Involución

Las abuelas ya no regalan manzanas a sus nietos. Antes lo hacían, porque las manzanas eran buenas para la memoria. Pero ahora las manzanas son peligrosas: pueden producir cáncer. ¿Por qué? Porque el cultivador de manzanas tal vez ha empleado cierto pesticida para combatir cierta plaga. Y residuos -microscópicos residuos- del pesticida tal vez permanecen sobre la tentadora piel de la manzana.
Ya que las manzanas son peligrosas, tomemos un café. ¿Un qué? Un café, lo digo en voz baja porque ya usted sabe, el café contiene cafeína, que todo el mundo sabe que es malísima, pero a lo mejor no tanto. Voltaire reflexionó una vez: dicen que el café es veneno. Si lo es, debe ser un veneno muy lento; hace más de medio siglo que lo bebo. Claro que en la época de Voltaire (que vivió 83 años) no existían los pesticidas ni los fertilizantes químicos, por lo cual todos los cultivos eran lo que hoy llamamos orgánicos.
Entonces tomamos el café y nuevamente estamos en peligro, no ya por el café en sí mismo sino por la taza. ¿La taza? Sí, la taza de loza, cerámica, porcelana. En su fabricación ha intervenido el plomo y, como probablemente no se han seguido ciertas estrictas especificaciones, el calor del café liberará ciertas partículas de plomo, que ingresarán a nuestro organismo. Como todo el mundo sabe, el plomo acaba con uno. Y, si no alcanza a acabar con uno, por lo menos le daña el cerebro. A uno o a sus hijos.

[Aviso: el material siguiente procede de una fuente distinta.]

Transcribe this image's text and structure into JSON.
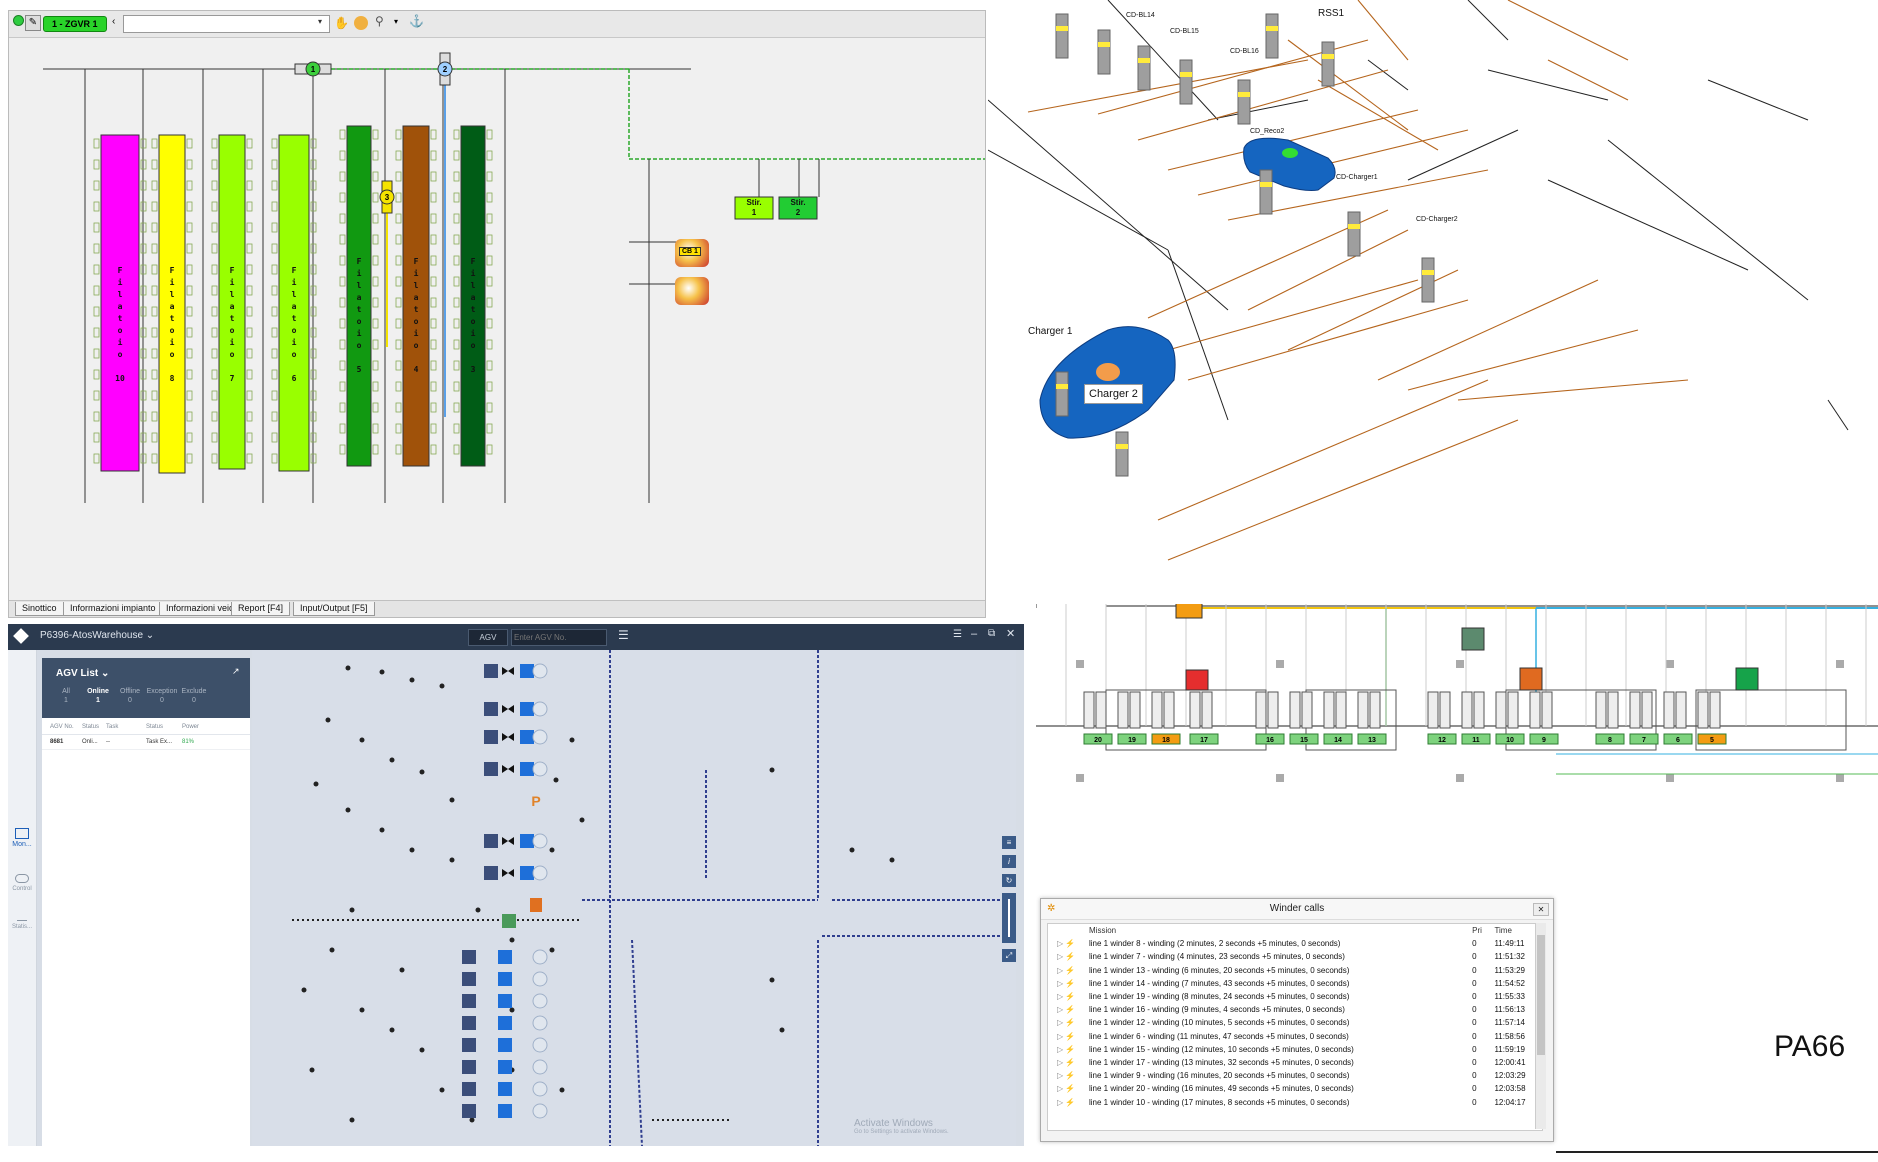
{
  "q1": {
    "toolbar": {
      "route_label": "1 - ZGVR 1",
      "route_select": ""
    },
    "vehicles": [
      "1",
      "2",
      "3"
    ],
    "machines": [
      {
        "label": "Filatoio\n\n10",
        "color": "#ff00ff"
      },
      {
        "label": "Filatoio\n\n8",
        "color": "#ffff00"
      },
      {
        "label": "Filatoio\n\n7",
        "color": "#99ff00"
      },
      {
        "label": "Filatoio\n\n6",
        "color": "#99ff00"
      },
      {
        "label": "Filatoio\n\n5",
        "color": "#119911"
      },
      {
        "label": "Filatoio\n\n4",
        "color": "#a0520a"
      },
      {
        "label": "Filatoio\n\n3",
        "color": "#005c16"
      }
    ],
    "stir": [
      "Stir.\n1",
      "Stir.\n2"
    ],
    "cb_label": "CB 1",
    "tabs": [
      "Sinottico",
      "Informazioni impianto",
      "Informazioni veicolo",
      "Report [F4]",
      "Input/Output [F5]"
    ]
  },
  "q2": {
    "labels": {
      "rss1": "RSS1",
      "cd_bl14": "CD-BL14",
      "cd_bl15": "CD-BL15",
      "cd_bl16": "CD-BL16",
      "cd_reco2": "CD_Reco2",
      "cd_charger1": "CD-Charger1",
      "cd_charger2": "CD-Charger2",
      "charger1": "Charger 1",
      "charger2": "Charger 2"
    },
    "colors": {
      "charger": "#1565c0",
      "pole": "#9e9e9e",
      "band": "#ffeb3b",
      "path": "#b5651d"
    }
  },
  "q3": {
    "project": "P6396-AtosWarehouse",
    "search_category": "AGV",
    "search_placeholder": "Enter AGV No.",
    "notification_count": "!",
    "nav": [
      "Mon...",
      "Control",
      "Statis..."
    ],
    "agv_list": {
      "title": "AGV List",
      "filters": [
        {
          "label": "All",
          "count": "1"
        },
        {
          "label": "Online",
          "count": "1"
        },
        {
          "label": "Offline",
          "count": "0"
        },
        {
          "label": "Exception",
          "count": "0"
        },
        {
          "label": "Exclude",
          "count": "0"
        }
      ],
      "columns": [
        "AGV No.",
        "Status",
        "Task",
        "Status",
        "Power"
      ],
      "rows": [
        [
          "8681",
          "Onli...",
          "--",
          "Task Ex...",
          "81%"
        ]
      ]
    },
    "station_label": "P",
    "watermark": [
      "Activate Windows",
      "Go to Settings to activate Windows."
    ]
  },
  "q4": {
    "stations": [
      "20",
      "19",
      "18",
      "17",
      "16",
      "15",
      "14",
      "13",
      "12",
      "11",
      "10",
      "9",
      "8",
      "7",
      "6",
      "5"
    ],
    "plant_label": "PA66",
    "winder_calls": {
      "title": "Winder calls",
      "columns": [
        "Mission",
        "Pri",
        "Time"
      ],
      "rows": [
        [
          "line 1 winder 8  - winding (2 minutes, 2 seconds +5 minutes, 0 seconds)",
          "0",
          "11:49:11"
        ],
        [
          "line 1 winder 7  - winding (4 minutes, 23 seconds +5 minutes, 0 seconds)",
          "0",
          "11:51:32"
        ],
        [
          "line 1 winder 13  - winding (6 minutes, 20 seconds +5 minutes, 0 seconds)",
          "0",
          "11:53:29"
        ],
        [
          "line 1 winder 14  - winding (7 minutes, 43 seconds +5 minutes, 0 seconds)",
          "0",
          "11:54:52"
        ],
        [
          "line 1 winder 19  - winding (8 minutes, 24 seconds +5 minutes, 0 seconds)",
          "0",
          "11:55:33"
        ],
        [
          "line 1 winder 16  - winding (9 minutes, 4 seconds +5 minutes, 0 seconds)",
          "0",
          "11:56:13"
        ],
        [
          "line 1 winder 12  - winding (10 minutes, 5 seconds +5 minutes, 0 seconds)",
          "0",
          "11:57:14"
        ],
        [
          "line 1 winder 6  - winding (11 minutes, 47 seconds +5 minutes, 0 seconds)",
          "0",
          "11:58:56"
        ],
        [
          "line 1 winder 15  - winding (12 minutes, 10 seconds +5 minutes, 0 seconds)",
          "0",
          "11:59:19"
        ],
        [
          "line 1 winder 17  - winding (13 minutes, 32 seconds +5 minutes, 0 seconds)",
          "0",
          "12:00:41"
        ],
        [
          "line 1 winder 9  - winding (16 minutes, 20 seconds +5 minutes, 0 seconds)",
          "0",
          "12:03:29"
        ],
        [
          "line 1 winder 20  - winding (16 minutes, 49 seconds +5 minutes, 0 seconds)",
          "0",
          "12:03:58"
        ],
        [
          "line 1 winder 10  - winding (17 minutes, 8 seconds +5 minutes, 0 seconds)",
          "0",
          "12:04:17"
        ]
      ]
    }
  }
}
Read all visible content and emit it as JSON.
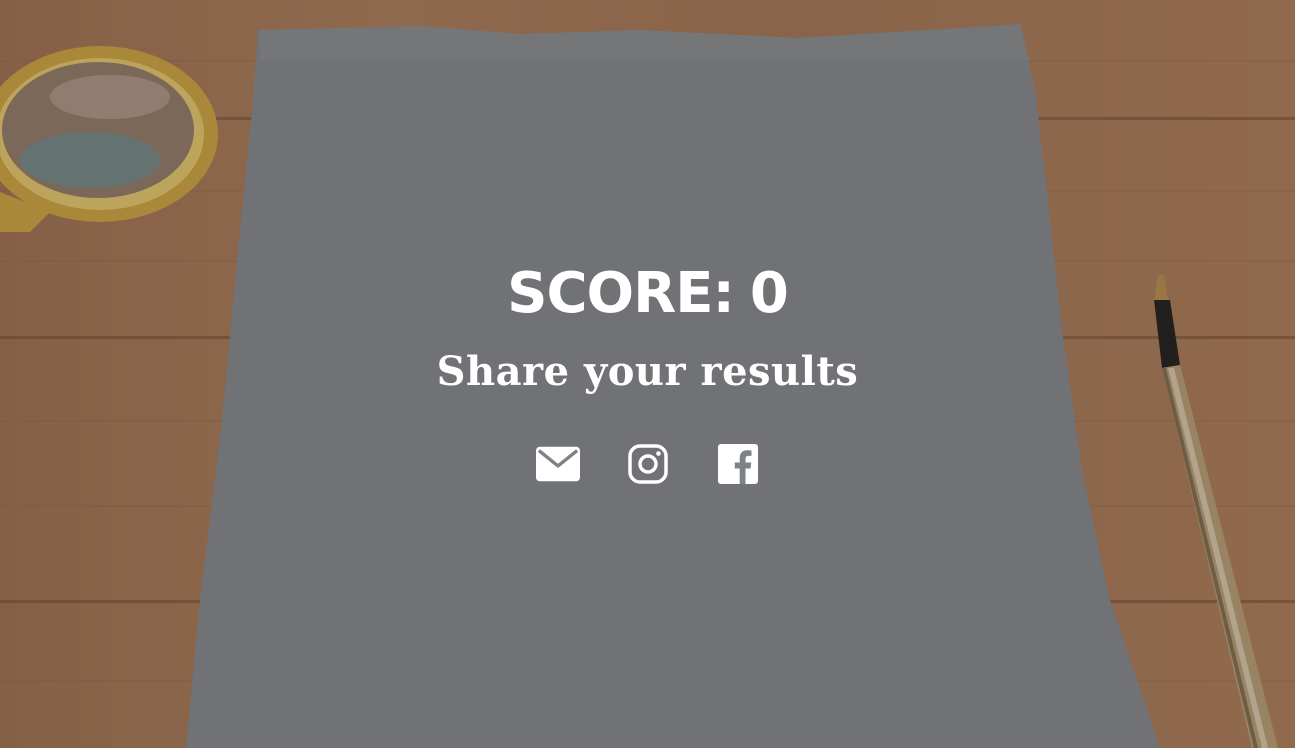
{
  "result": {
    "score_label": "SCORE:",
    "score_value": "0",
    "share_title": "Share your results"
  },
  "share_buttons": [
    {
      "name": "email",
      "icon": "mail-icon"
    },
    {
      "name": "instagram",
      "icon": "instagram-icon"
    },
    {
      "name": "facebook",
      "icon": "facebook-icon"
    }
  ],
  "colors": {
    "text": "#ffffff",
    "paper": "#7d8287",
    "wood": "#a87a58"
  }
}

Entendido. Entonces, tomemos agua. Purificada. Filtrada. Embotellada. Cara. ¿Seguros al fin? Craso error. El agua, antes de llegar a nuestros labios sedientos, casi seguramente ha corrido por alguna cañería, cañería en la que también acecha el plomo. Vamos -me dice mi otro yo, empeñado en contradecirme-, las cañerías son de PVC. Interesante -repliqué-, no sabía que el PVC se había inventado hace cuatro siglos, cuando fue construido el castillo donde se produce el agua. De acuerdo -resignó el susodicho-, pero tal vez las cañerías son de cobre. Muchas gracias -decidí cambiar de tema-, pero ya no tengo sed. Mejor tomemos aire. Pero antes, por favor, colóquese usted su mascarilla.
En ciudades como México y Santiago de Chile, el nivel de plomo en la atmósfera es varias veces superior a lo que se considera admisible para conservar la buena salud. Hace bastante tiempo, un reputado científico mexicano aconsejó a los padres: simplemente, tomen a sus hijos y abandonen la ciudad. De modo que ésos no son buenos lugares para tomar aire. ¿Qué tal la esquina de Duarte con París, o el Kilómetro 9 de la Autopista Duarte, en Santo Domingo, o la Ciudad de Santiago de los Caballeros, envuelta en una humareda que se desprende del vertedero de Rafey, según testimonian una fotografía de portada y una nota en El Caribe de hoy, miércoles 4 de abril de 2012?
Ya que el aire de las calles está contaminado, tomemos aire en casa. Pero también allí el plomo nos persigue. ¿Qué plomo? El de la pintura de las paredes. Bueno -vuelve el objetor-, las pinturas modernas no contienen plomo. Verdad -le digo-, ¿y cuándo fue la última vez que pintaste la mansión que habitas? Volviendo a usted, ni se le ocurra encender el aire acondicionado por aquello de los conductos de asbesto. Microscópicas partículas de asbesto se infiltrarán en sus pulmones y le matarán de un cáncer, no este fin de semana pero sí dentro de 10 ó 20 años.
Ya que no podemos comer manzanas ni beber café o agua ni respirar, juguemos con el gato. ¿Bromea usted? Jugar con el gato es casi tan peligroso como limpiar la alfombra u ordenar la biblioteca. Olvídelo. Miles de millones de partículas se desprenderán de la piel del gato, de la alfombra y de sus viejos libros, e invadirán sus pulmones, asesinándolo.
Finalmente, si la lectura de estas notas le hace sentirse enfermo, absténgase de tomar remedios. Eminentes científicos han hecho saber que cualquier substancia química introducida al organismo humano puede acarrear, al combinarse con otras, imprevisibles consecuencias.
¿Cuáles consecuencias?
Lo dicho: imprevisibles, no pudiendo descartarse una regresión. Por supuesto, esto no se verificará en usted, sí en su descendencia, no necesariamente en sus hijos o nietos...
¿Regresión? ¿A qué?
A lo que fuimos antes de ser lo que somos.
Después de todo, no conviene olvidar que apenas un par de cromosomas nos diferencian del chimpancé que nos observa desde su jaula.